The rand stabilised on Wednesday morning, a day after dropping by the most against the dollar since October, signalling that foreigners were trimming their exposure to South African assets.

The rand’s moves were mostly due to the resurgent dollar, which has recently been a destabilising force in emerging-market space.

The strength in the greenback came as the yield on the benchmark US 10-year yield touched 3.09% for the first time since the middle of 2011, implying that more interest rates could be on the cards.

Standard Bank trader Warrick Butler said in an e-mailed note that investors who were "heavily positioned" in emerging markets were starting to feel the strain of interest rate compression as a result of big moves in US bond rates.

The rand plummeted more than 2% against the dollar on Tuesday, as the Turkish lira hit a new low. The lira was also reacting to domestic concerns.

Markets were also keeping a close watch on oil prices, which hovered at the multi-year highs, fuelling concern about accelerating inflation.

"Buy US dollar and wear diamonds.

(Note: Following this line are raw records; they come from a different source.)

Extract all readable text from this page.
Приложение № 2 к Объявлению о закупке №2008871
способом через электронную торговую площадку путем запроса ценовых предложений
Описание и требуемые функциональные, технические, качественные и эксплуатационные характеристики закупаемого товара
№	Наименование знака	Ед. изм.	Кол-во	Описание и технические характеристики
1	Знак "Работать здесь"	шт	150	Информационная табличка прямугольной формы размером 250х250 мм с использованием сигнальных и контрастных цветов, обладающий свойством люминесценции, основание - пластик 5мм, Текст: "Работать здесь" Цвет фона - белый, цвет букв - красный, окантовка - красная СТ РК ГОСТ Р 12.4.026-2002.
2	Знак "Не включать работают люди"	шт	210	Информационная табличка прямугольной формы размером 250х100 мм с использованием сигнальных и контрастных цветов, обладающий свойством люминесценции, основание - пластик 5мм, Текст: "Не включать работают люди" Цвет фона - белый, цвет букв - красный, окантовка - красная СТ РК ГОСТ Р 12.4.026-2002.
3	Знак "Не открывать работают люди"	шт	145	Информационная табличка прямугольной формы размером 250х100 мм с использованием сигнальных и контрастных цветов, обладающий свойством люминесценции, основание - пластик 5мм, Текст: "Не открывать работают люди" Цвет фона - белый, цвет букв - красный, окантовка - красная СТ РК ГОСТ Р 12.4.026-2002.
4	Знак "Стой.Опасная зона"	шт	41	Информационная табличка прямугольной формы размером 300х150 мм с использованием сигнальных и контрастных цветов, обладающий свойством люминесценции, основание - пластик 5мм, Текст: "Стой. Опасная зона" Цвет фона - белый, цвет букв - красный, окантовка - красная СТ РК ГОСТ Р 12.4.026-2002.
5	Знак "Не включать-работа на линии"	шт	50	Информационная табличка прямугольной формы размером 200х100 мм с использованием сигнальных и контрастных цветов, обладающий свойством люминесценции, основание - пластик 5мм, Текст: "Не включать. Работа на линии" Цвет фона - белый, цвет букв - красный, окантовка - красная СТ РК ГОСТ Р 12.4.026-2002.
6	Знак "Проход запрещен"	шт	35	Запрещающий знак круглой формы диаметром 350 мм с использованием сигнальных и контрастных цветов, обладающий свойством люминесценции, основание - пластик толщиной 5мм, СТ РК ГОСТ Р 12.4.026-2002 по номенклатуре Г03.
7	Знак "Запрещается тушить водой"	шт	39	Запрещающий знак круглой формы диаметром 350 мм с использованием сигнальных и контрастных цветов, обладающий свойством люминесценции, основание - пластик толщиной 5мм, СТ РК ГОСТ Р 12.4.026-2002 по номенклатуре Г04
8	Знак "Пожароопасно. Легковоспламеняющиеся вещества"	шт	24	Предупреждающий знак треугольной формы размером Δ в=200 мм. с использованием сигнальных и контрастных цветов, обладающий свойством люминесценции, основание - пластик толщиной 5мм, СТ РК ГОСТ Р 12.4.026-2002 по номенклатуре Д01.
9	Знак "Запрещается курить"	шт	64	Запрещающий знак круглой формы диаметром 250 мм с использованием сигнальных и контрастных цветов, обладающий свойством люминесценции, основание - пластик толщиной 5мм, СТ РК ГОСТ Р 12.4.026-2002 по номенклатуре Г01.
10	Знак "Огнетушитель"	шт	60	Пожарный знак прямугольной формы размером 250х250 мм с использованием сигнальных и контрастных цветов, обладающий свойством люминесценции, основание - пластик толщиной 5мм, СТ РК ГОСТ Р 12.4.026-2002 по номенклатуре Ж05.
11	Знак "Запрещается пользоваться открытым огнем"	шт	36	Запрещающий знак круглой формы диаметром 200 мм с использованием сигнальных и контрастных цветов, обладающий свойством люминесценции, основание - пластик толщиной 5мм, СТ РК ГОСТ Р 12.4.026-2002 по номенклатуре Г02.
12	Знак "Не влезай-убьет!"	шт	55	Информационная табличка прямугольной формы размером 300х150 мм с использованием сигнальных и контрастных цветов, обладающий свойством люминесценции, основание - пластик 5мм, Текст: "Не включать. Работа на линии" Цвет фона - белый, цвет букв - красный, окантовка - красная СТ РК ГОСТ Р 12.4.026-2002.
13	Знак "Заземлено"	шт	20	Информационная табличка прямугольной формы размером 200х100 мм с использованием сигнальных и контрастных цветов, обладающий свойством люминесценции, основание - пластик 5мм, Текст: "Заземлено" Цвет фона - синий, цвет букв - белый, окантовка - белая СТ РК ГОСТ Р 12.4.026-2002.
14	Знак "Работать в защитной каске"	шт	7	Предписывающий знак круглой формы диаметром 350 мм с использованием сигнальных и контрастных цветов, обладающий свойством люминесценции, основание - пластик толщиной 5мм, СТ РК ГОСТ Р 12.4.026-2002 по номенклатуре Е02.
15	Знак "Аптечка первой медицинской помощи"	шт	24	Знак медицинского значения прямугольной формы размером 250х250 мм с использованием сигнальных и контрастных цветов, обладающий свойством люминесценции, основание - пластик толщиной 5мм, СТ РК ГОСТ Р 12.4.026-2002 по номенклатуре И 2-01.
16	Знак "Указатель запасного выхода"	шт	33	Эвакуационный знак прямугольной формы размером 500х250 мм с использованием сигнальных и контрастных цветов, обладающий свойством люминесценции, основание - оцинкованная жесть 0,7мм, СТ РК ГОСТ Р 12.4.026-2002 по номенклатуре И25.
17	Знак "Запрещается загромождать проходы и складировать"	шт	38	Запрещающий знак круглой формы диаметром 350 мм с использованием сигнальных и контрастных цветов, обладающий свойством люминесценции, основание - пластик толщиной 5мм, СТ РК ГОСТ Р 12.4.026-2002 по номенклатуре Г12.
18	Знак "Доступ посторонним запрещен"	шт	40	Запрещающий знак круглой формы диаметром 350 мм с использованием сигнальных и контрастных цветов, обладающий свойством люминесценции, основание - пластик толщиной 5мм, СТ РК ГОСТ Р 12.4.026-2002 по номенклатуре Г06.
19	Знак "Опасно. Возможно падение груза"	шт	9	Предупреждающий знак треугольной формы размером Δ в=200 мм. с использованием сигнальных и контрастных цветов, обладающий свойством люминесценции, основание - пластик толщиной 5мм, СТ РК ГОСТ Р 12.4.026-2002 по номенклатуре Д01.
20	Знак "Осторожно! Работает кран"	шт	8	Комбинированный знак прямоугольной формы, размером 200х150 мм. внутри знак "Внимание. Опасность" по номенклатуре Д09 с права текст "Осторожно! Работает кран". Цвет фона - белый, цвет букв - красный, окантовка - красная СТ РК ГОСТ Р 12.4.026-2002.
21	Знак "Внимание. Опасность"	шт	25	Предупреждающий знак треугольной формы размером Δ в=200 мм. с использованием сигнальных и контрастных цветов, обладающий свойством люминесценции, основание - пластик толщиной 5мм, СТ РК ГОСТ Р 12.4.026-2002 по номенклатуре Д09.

This is advice that seemed to work throughout most of the Zuma administration and now seems to be back on the cards as record US dollar shorts continue to be closed out," said Rand Merchant Bank analyst Michelle Wohlberg.

The volatility in global markets and its effect on the rand is likely to be highlighted when the Reserve Bank delivers its interest-rate decision next week.

At 10.05am, the rand was at R12.5159 to the dollar from R12.5662, R14.8253 to the euro from R14.8745 and at R16.9023 to the pound from R16.9712.

The euro was at $1.1847, from $1.1838.